The collection was a launch for the animated show featuring Kutcher, Kunis alongside other heavy-weights like Chris Rock and Vitalik Buterin, which, the SEC says, led investors to reasonably expect profit. 

“As part of the marketing campaign, the SC2 team emphasized its expertise as Hollywood producers, its knowledge of crypto projects, and the well-known actors involved in the web series, leading investors to expect profits because a successful web series could cause the resale value of the Stoner Cats NFTs in the secondary market to rise,” the SEC said in Wednesday’s statement. 

SEC Commissioners Hester Peirce and Mark Uyeda issued a dissenting opinion Wednesday, arguing that the Howey test cannot be met. 

Analyzing investment contracts in this way “carries implications for creators of all kinds,” Peirce and Uyeda wrote. “Were we to apply the securities laws to physical collectibles in the same way we apply them to NFTs, artists’ creativity would wither in the shadow of legal ambiguity.” 

Stoner Cats said in a December 2022 statement that the collection would be coming to an end “soon,” and noted that the project had been successful in bringing Hollywood talent into Web3. 

It’s not the first time the SEC has targeted NFT issuers for alleged securities laws violations. In August 2023, the agency charged and settled with Impact Theory, an issuer the SEC said earned $30 million from the offering. 

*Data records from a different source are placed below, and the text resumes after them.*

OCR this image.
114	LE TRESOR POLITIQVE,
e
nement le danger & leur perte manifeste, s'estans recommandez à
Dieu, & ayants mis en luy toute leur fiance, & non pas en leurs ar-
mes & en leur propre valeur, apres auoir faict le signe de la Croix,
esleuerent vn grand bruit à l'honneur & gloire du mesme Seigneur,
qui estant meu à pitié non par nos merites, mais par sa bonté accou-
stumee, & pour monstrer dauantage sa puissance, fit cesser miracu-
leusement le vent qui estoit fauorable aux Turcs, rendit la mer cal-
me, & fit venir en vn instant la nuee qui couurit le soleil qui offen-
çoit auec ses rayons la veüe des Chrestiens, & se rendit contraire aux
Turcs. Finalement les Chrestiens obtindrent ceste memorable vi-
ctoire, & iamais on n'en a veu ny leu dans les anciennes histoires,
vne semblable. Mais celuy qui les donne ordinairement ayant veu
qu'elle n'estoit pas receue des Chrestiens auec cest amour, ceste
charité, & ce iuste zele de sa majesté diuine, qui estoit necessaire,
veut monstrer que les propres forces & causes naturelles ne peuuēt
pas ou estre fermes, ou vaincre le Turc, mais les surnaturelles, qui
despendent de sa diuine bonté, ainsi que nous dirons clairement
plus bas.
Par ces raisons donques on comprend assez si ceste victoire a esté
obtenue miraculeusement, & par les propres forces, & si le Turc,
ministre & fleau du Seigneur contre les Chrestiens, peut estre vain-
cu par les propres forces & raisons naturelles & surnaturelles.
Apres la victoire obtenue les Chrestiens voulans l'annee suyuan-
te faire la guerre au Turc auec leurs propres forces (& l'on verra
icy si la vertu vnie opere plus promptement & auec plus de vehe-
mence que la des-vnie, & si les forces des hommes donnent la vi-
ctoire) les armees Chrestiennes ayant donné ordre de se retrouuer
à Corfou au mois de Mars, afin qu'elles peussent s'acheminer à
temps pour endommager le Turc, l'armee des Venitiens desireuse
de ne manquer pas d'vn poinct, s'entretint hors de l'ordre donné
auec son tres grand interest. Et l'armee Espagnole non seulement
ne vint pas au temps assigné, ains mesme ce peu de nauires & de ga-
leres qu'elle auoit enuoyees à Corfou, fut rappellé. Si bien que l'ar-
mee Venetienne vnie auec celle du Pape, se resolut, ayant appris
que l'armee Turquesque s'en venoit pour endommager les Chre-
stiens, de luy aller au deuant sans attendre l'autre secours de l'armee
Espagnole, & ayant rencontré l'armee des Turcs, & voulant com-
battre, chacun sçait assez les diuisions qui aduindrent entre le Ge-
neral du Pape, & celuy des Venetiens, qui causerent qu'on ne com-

“Registration of securities, including crypto asset securities, protects investors by providing them with disclosures so they can make informed investing decisions,” Carolyn Welshhans, associate director of the SEC’s Home Office, said in the statement. “Stoner Cats wanted all the benefits of offering and selling a security to the public but ignored the legal responsibilities that come with doing so.”